The plant, about three city blocks long and two blocks wide with towers 15 stories high, will be visible like a steel mammoth from the two-lane road, which is the only paved thoroughfare in and out of the reservation.

“People need to talk about the changes that already happened and hear about the changes that could happen next,” Councilman Tiger said.

Frank Billie Jr., of Big Cypress Council Compliance and Vincent Jimmie, of the Culture Department, are working with Councilman Tiger to emphasize the magnitude of potential loss to wildlife, culture, history and the Tribe’s rural tourist industry.

“It’s very scary,” Billie said.

The steam that would discharge from the towers will be seen far and wide across the rural horizon, he said. The towers will be visible from nearly every bucolic view, including the Tribe’s cultural tourism attractions Billie Swamp Safari and the Ah-Tah-Thi-Ki Museum. More than 22 million gallons of water per day, pumped from the underground Tamiami Aquifer, which is the main water source for all Hendry County, will be required to cool the plant.

At a meeting with Big Cypress residents in October, Andrew Bauman, a lawyer with Lewis, Longman & Walker who is representing the Tribe in an ongoing lawsuit to stop the project from moving forward, said the plant would be “the largest natural gas plant in Florida and one of the largest in the United States.”

Formerly a cattle ranch owned by the McDaniel family of Clewiston, the land was purchased by developer Eddie Garcia, of Virginia Beach, who was granted a zoning change from agriculture to Planned Use Development (PUD) by the Hendry County Board of County Commissioners (BOCC). PUD allows for mixed compatible uses such as homes, businesses, recreation and industry.

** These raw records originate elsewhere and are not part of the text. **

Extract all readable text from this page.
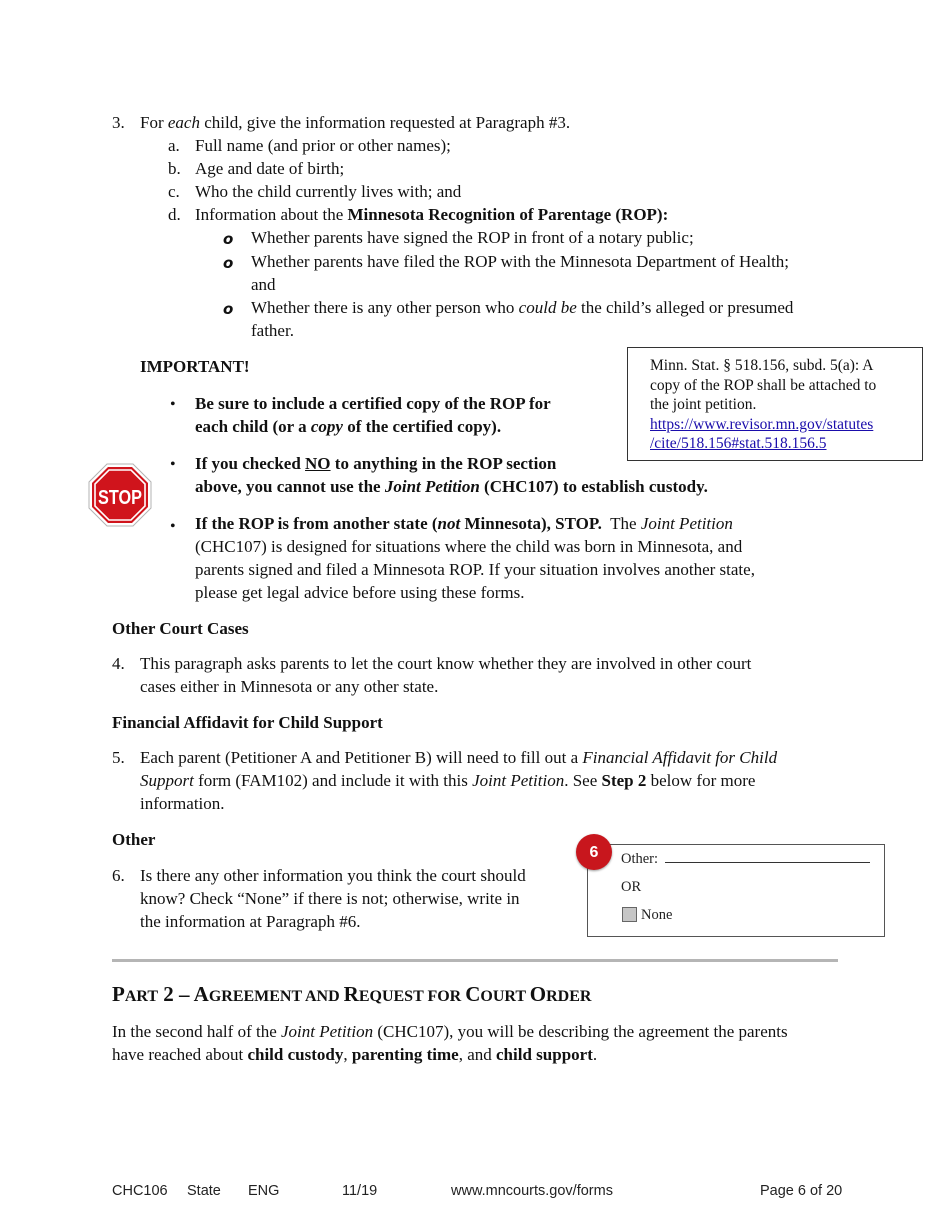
3. For each child, give the information requested at Paragraph #3.
a. Full name (and prior or other names);
b. Age and date of birth;
c. Who the child currently lives with; and
d. Information about the Minnesota Recognition of Parentage (ROP):
o Whether parents have signed the ROP in front of a notary public;
o Whether parents have filed the ROP with the Minnesota Department of Health;
and
o Whether there is any other person who could be the child’s alleged or presumed
father.
IMPORTANT!
• Be sure to include a certified copy of the ROP for
each child (or a copy of the certified copy).
• If you checked NO to anything in the ROP section
above, you cannot use the Joint Petition (CHC107) to establish custody.
STOP
• If the ROP is from another state (not Minnesota), STOP.  The Joint Petition
(CHC107) is designed for situations where the child was born in Minnesota, and
parents signed and filed a Minnesota ROP. If your situation involves another state,
please get legal advice before using these forms.
Minn. Stat. § 518.156, subd. 5(a): A
copy of the ROP shall be attached to
the joint petition.
https://www.revisor.mn.gov/statutes
/cite/518.156#stat.518.156.5
Other Court Cases
4. This paragraph asks parents to let the court know whether they are involved in other court
cases either in Minnesota or any other state.
Financial Affidavit for Child Support
5. Each parent (Petitioner A and Petitioner B) will need to fill out a Financial Affidavit for Child
Support form (FAM102) and include it with this Joint Petition. See Step 2 below for more
information.
Other
6. Is there any other information you think the court should
know? Check “None” if there is not; otherwise, write in
the information at Paragraph #6.
Other:
OR
None
6
PART 2 – AGREEMENT AND REQUEST FOR COURT ORDER
In the second half of the Joint Petition (CHC107), you will be describing the agreement the parents
have reached about child custody, parenting time, and child support.
CHC106 State ENG	11/19	www.mncourts.gov/forms	Page 6 of 20
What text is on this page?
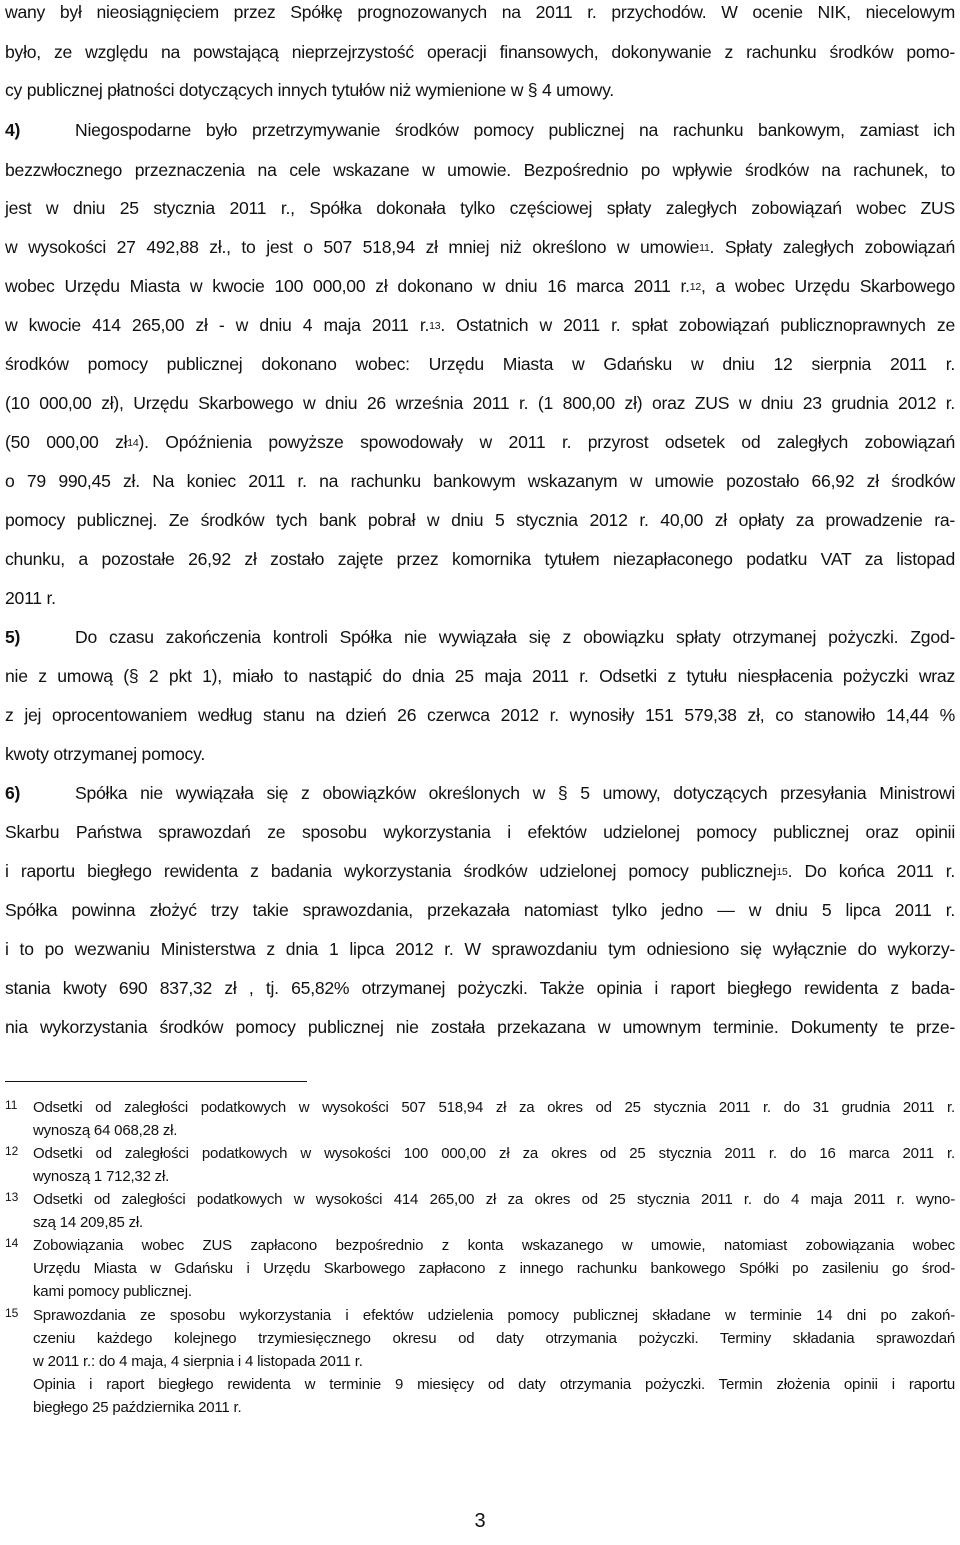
wany był nieosiągnięciem przez Spółkę prognozowanych na 2011 r. przychodów. W ocenie NIK, niecelowym
było, ze względu na powstającą nieprzejrzystość operacji finansowych, dokonywanie z rachunku środków pomo-
cy publicznej płatności dotyczących innych tytułów niż wymienione w § 4 umowy.
4)	Niegospodarne było przetrzymywanie środków pomocy publicznej na rachunku bankowym, zamiast ich
bezzwłocznego przeznaczenia na cele wskazane w umowie. Bezpośrednio po wpływie środków na rachunek, to
jest w dniu 25 stycznia 2011 r., Spółka dokonała tylko częściowej spłaty zaległych zobowiązań wobec ZUS
w wysokości 27 492,88 zł., to jest o 507 518,94 zł mniej niż określono w umowie$^{11}$. Spłaty zaległych zobowiązań
wobec Urzędu Miasta w kwocie 100 000,00 zł dokonano w dniu 16 marca 2011 r.$^{12}$, a wobec Urzędu Skarbowego
w kwocie 414 265,00 zł - w dniu 4 maja 2011 r.$^{13}$. Ostatnich w 2011 r. spłat zobowiązań publicznoprawnych ze
środków pomocy publicznej dokonano wobec: Urzędu Miasta w Gdańsku w dniu 12 sierpnia 2011 r.
(10 000,00 zł), Urzędu Skarbowego w dniu 26 września 2011 r. (1 800,00 zł) oraz ZUS w dniu 23 grudnia 2012 r.
(50 000,00 $zł^{14}$). Opóźnienia powyższe spowodowały w 2011 r. przyrost odsetek od zaległych zobowiązań
o 79 990,45 zł. Na koniec 2011 r. na rachunku bankowym wskazanym w umowie pozostało 66,92 zł środków
pomocy publicznej. Ze środków tych bank pobrał w dniu 5 stycznia 2012 r. 40,00 zł opłaty za prowadzenie ra-
chunku, a pozostałe 26,92 zł zostało zajęte przez komornika tytułem niezapłaconego podatku VAT za listopad
2011 r.
5)	Do czasu zakończenia kontroli Spółka nie wywiązała się z obowiązku spłaty otrzymanej pożyczki. Zgod-
nie z umową (§ 2 pkt 1), miało to nastąpić do dnia 25 maja 2011 r. Odsetki z tytułu niespłacenia pożyczki wraz
z jej oprocentowaniem według stanu na dzień 26 czerwca 2012 r. wynosiły 151 579,38 zł, co stanowiło 14,44 %
kwoty otrzymanej pomocy.
6)	Spółka nie wywiązała się z obowiązków określonych w § 5 umowy, dotyczących przesyłania Ministrowi
Skarbu Państwa sprawozdań ze sposobu wykorzystania i efektów udzielonej pomocy publicznej oraz opinii
i raportu biegłego rewidenta z badania wykorzystania środków udzielonej pomocy publicznej$^{15}$. Do końca 2011 r.
Spółka powinna złożyć trzy takie sprawozdania, przekazała natomiast tylko jedno — w dniu 5 lipca 2011 r.
i to po wezwaniu Ministerstwa z dnia 1 lipca 2012 r. W sprawozdaniu tym odniesiono się wyłącznie do wykorzy-
stania kwoty 690 837,32 zł , tj. 65,82% otrzymanej pożyczki. Także opinia i raport biegłego rewidenta z bada-
nia wykorzystania środków pomocy publicznej nie została przekazana w umownym terminie. Dokumenty te prze-
11 Odsetki od zaległości podatkowych w wysokości 507 518,94 zł za okres od 25 stycznia 2011 r. do 31 grudnia 2011 r.
wynoszą 64 068,28 zł.
12 Odsetki od zaległości podatkowych w wysokości 100 000,00 zł za okres od 25 stycznia 2011 r. do 16 marca 2011 r.
wynoszą 1 712,32 zł.
13 Odsetki od zaległości podatkowych w wysokości 414 265,00 zł za okres od 25 stycznia 2011 r. do 4 maja 2011 r. wyno-
szą 14 209,85 zł.
14 Zobowiązania wobec ZUS zapłacono bezpośrednio z konta wskazanego w umowie, natomiast zobowiązania wobec
Urzędu Miasta w Gdańsku i Urzędu Skarbowego zapłacono z innego rachunku bankowego Spółki po zasileniu go środ-
kami pomocy publicznej.
15 Sprawozdania ze sposobu wykorzystania i efektów udzielenia pomocy publicznej składane w terminie 14 dni po zakoń-
czeniu każdego kolejnego trzymiesięcznego okresu od daty otrzymania pożyczki. Terminy składania sprawozdań
w 2011 r.: do 4 maja, 4 sierpnia i 4 listopada 2011 r.
Opinia i raport biegłego rewidenta w terminie 9 miesięcy od daty otrzymania pożyczki. Termin złożenia opinii i raportu
biegłego 25 października 2011 r.
3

Later, Garcia sold the land to FPL which proceeded to plan the plant. The Tribe went to court against the county to reverse the rezoning on grounds that the FPL plant will go against the county’s own land use guidelines.

But the battle was lost on claims that FPL’s plans were consistent with the Florida Electrical Power Plant Siting Act.

The ruling was overturned on appeal in June because an application for the plant had not been submitted. The court date has been rescheduled from January to April.

“We feel like we’ve been violated, raped and left on the side of the road to die,” Councilman Tiger said. “If we let this happen, our historical sites will be lost forever, the water will become contaminated and everything will go down from there.”